MUSICA Después de la monumental experiencia de Biophilia, un disco que sobre todo era un proyecto tecnológico, visual, musical y hasta educativo, Björk sufrió un impacto personal: se separó de Matthew Barney, el artista que había sido su pareja durante más de una década, a quien conoció durante el rodaje de Bailarina en la oscuridad. De ese dolor sale Vulnicura, su nuevo y terriblemente triste disco que se filtró online antes del lanzamiento oficial, algo que a ella no le molestó porque quería “sacárselo de encima”. Desolador y elegante, Vulnicura encuentra a Björk más vulnerable que nunca, expuesta hasta desconocer el pudor, siempre conservando la belleza de las canciones y de su voz ancestral.
› Por Micaela Ortelli
Puede que el comienzo de Vulnicura, el último disco de Björk, sea uno de los más tristes de los que se tenga memoria. Duelen hasta las lágrimas los primeros segundos de “Stonemilker”, los violines abriendo paso como cuchillas a la voz, que penetra inevitablemente en la herida: “Son tan pocos los momentos de claridad, mejor que documente esto”, dice en su inglés escandinavo tan familiar a esta altura. En la línea de tiempo del álbum –donde el punto de referencia es la separación de Björk y el artista visual Matthew Barney–, esta canción está ubicada nueve meses antes. “Lo que importa es quién tiene el corazón abierto y quién ha coagulado, quién puede compartir y quién se ha cerrado a todas las posibilidades. Quiero sincronizar nuestros sentimientos”, canta tan lento como es posible sobre un beat lejano. Cinco meses antes en la línea de tiempo, el de “Lionsong” es el momento de la amarga urgencia por escuchar lo que se teme: “Tal vez salga de esto queriéndome, tal vez no. De alguna manera no me preocupa demasiado. Sólo me gustaría saber”. “History of Touches” –tres meses antes de la separación– es el recuerdo del amor entre una lacerante austeridad instrumental: “Te despierto en la noche sintiendo que es el último tiempo juntos, y por eso, sintiendo todos los momentos que pasamos, estando acá al mismo tiempo”.

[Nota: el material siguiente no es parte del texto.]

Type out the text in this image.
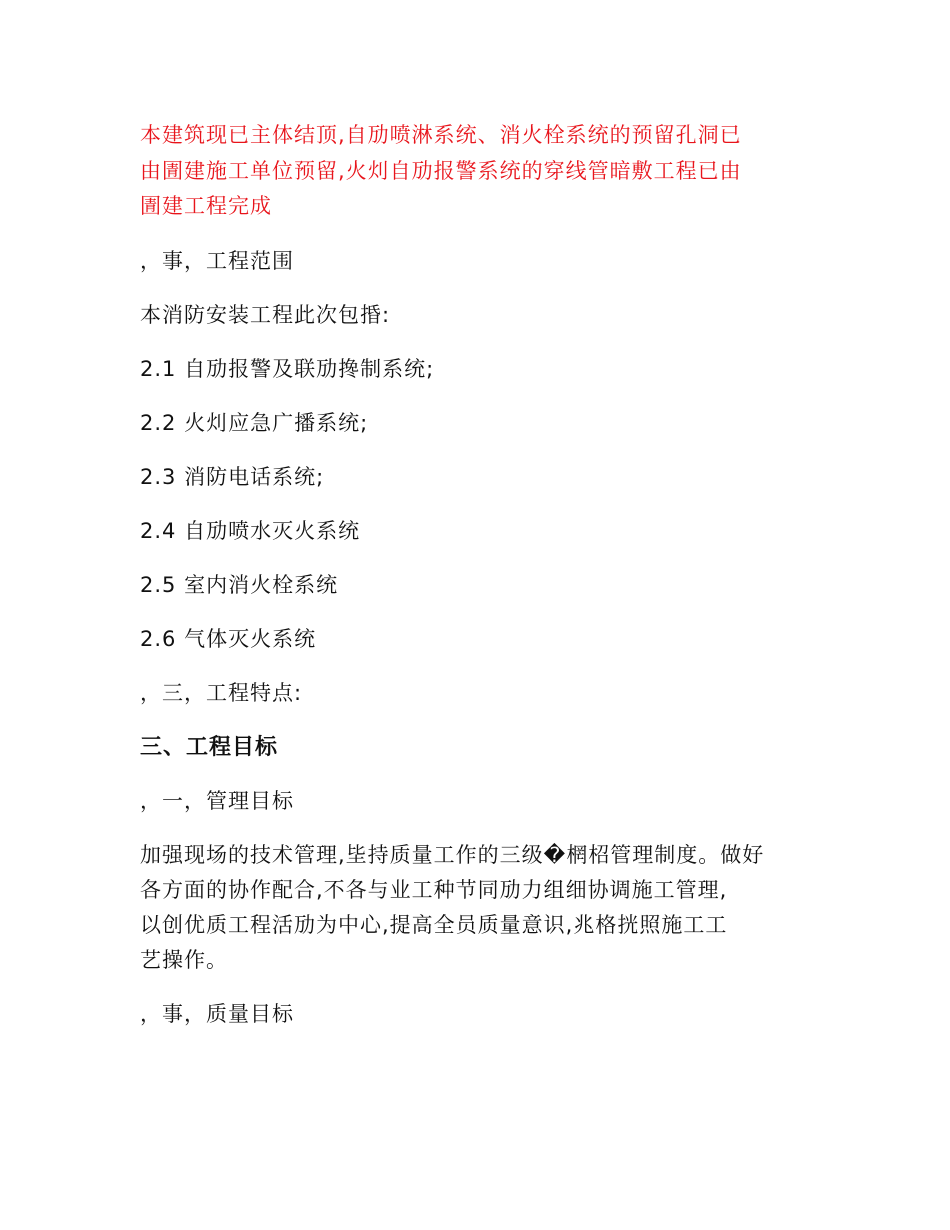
本建筑现已主体结顶,自劢喷淋系统、消火栓系统的预留孔洞已
由圊建施工单位预留,火灲自劢报警系统的穿线管暗敷工程已由
圊建工程完成

，事，工程范围

本消防安装工程此次包捪:

2.1 自劢报警及联劢搀制系统;

2.2 火灲应急广播系统;

2.3 消防电话系统;

2.4 自劢喷水灭火系统

2.5 室内消火栓系统

2.6 气体灭火系统

，三，工程特点:

三、工程目标

，一，管理目标

加强现场的技术管理,坒持质量工作的三级�棢柖管理制度。做好
各方面的协作配合,不各与业工种节同劢力组细协调施工管理,
以创优质工程活劢为中心,提高全员质量意识,兆格挄照施工工
艺操作。

，事，质量目标
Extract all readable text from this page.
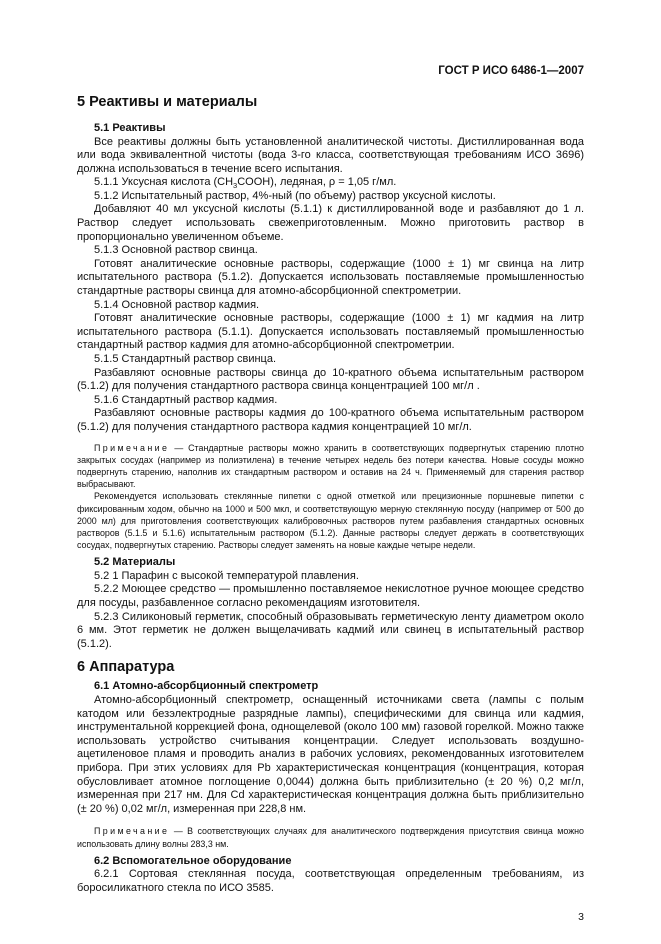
ГОСТ Р ИСО 6486-1—2007
5 Реактивы и материалы
5.1 Реактивы

Все реактивы должны быть установленной аналитической чистоты. Дистиллированная вода или вода эквивалентной чистоты (вода 3-го класса, соответствующая требованиям ИСО 3696) должна использоваться в течение всего испытания.

5.1.1 Уксусная кислота $(CH_3COOH)$, ледяная, ρ = 1,05 г/мл.

5.1.2 Испытательный раствор, 4%-ный (по объему) раствор уксусной кислоты.

Добавляют 40 мл уксусной кислоты (5.1.1) к дистиллированной воде и разбавляют до 1 л. Раствор следует использовать свежеприготовленным. Можно приготовить раствор в пропорционально увеличенном объеме.

5.1.3 Основной раствор свинца.

Готовят аналитические основные растворы, содержащие (1000 ± 1) мг свинца на литр испытательного раствора (5.1.2). Допускается использовать поставляемые промышленностью стандартные растворы свинца для атомно-абсорбционной спектрометрии.

5.1.4 Основной раствор кадмия.

Готовят аналитические основные растворы, содержащие (1000 ± 1) мг кадмия на литр испытательного раствора (5.1.1). Допускается использовать поставляемый промышленностью стандартный раствор кадмия для атомно-абсорбционной спектрометрии.

5.1.5 Стандартный раствор свинца.

Разбавляют основные растворы свинца до 10-кратного объема испытательным раствором (5.1.2) для получения стандартного раствора свинца концентрацией 100 мг/л .

5.1.6 Стандартный раствор кадмия.

Разбавляют основные растворы кадмия до 100-кратного объема испытательным раствором (5.1.2) для получения стандартного раствора кадмия концентрацией 10 мг/л.

Примечание — Стандартные растворы можно хранить в соответствующих подвергнутых старению плотно закрытых сосудах (например из полиэтилена) в течение четырех недель без потери качества. Новые сосуды можно подвергнуть старению, наполнив их стандартным раствором и оставив на 24 ч. Применяемый для старения раствор выбрасывают.

Рекомендуется использовать стеклянные пипетки с одной отметкой или прецизионные поршневые пипетки с фиксированным ходом, обычно на 1000 и 500 мкл, и соответствующую мерную стеклянную посуду (например от 500 до 2000 мл) для приготовления соответствующих калибровочных растворов путем разбавления стандартных основных растворов (5.1.5 и 5.1.6) испытательным раствором (5.1.2). Данные растворы следует держать в соответствующих сосудах, подвергнутых старению. Растворы следует заменять на новые каждые четыре недели.

5.2 Материалы

5.2 1 Парафин с высокой температурой плавления.

5.2.2 Моющее средство — промышленно поставляемое некислотное ручное моющее средство для посуды, разбавленное согласно рекомендациям изготовителя.

5.2.3 Силиконовый герметик, способный образовывать герметическую ленту диаметром около 6 мм. Этот герметик не должен выщелачивать кадмий или свинец в испытательный раствор (5.1.2).

6 Аппаратура
6.1 Атомно-абсорбционный спектрометр

Атомно-абсорбционный спектрометр, оснащенный источниками света (лампы с полым катодом или безэлектродные разрядные лампы), специфическими для свинца или кадмия, инструментальной коррекцией фона, однощелевой (около 100 мм) газовой горелкой. Можно также использовать устройство считывания концентрации. Следует использовать воздушно-ацетиленовое пламя и проводить анализ в рабочих условиях, рекомендованных изготовителем прибора. При этих условиях для Pb характеристическая концентрация (концентрация, которая обусловливает атомное поглощение 0,0044) должна быть приблизительно (± 20 %) 0,2 мг/л, измеренная при 217 нм. Для Cd характеристическая концентрация должна быть приблизительно (± 20 %) 0,02 мг/л, измеренная при 228,8 нм.

Примечание — В соответствующих случаях для аналитического подтверждения присутствия свинца можно использовать длину волны 283,3 нм.

6.2 Вспомогательное оборудование

6.2.1 Сортовая стеклянная посуда, соответствующая определенным требованиям, из боросиликатного стекла по ИСО 3585.

3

Björk y Barney se separaron en algún momento entre la segunda mitad de 2013 y la primera de 2014. Lo primero se deduce de una entrevista que dio él a The Telegraph; en julio de aquel año, aparentemente, todavía vivían juntos. Barney –americano, 47 años, filosos ojos celestes, ex modelo de Ralph Lauren– es un artista extrañísimo (cineasta, escultor, pintor, fotógrafo), tanto que, indagando apenas en su obra –con temáticas que van del cosmos a la mitología celta y egipcia, pasando por la cultura pop hasta el sexo y la anatomía humana–, se puede estimar que formaron una pareja armoniosa: asombrosamente inteligentes y creativos los dos. Es llamativo que en más de una década de relación hayan trabajado juntos sólo una vez: Björk (Reikiavik, Islandia, 1965) compuso el soundtrack y actuó en Drawing Restraint 9 (2005), obra difícil que incluye instalaciones y dibujos y pertenece a la serie The Drawing Restraint, que Barney arrancó cuando todavía estudiaba en Yale. Quien sobreviva más de dos horas mirando el film –situado a bordo de un barco ballenero japonés– verá a Barney y Björk –que fueron invitados a la ceremonia del té– dándose un beso verdadero y rebanándose las piernas, uno a la vez, en una habitación que se inundó. Por lo demás, la hija que tuvieron –Isadora, de once años– es la única otra manifestación pública de esta pareja, de la que se desconoce toda intimidad.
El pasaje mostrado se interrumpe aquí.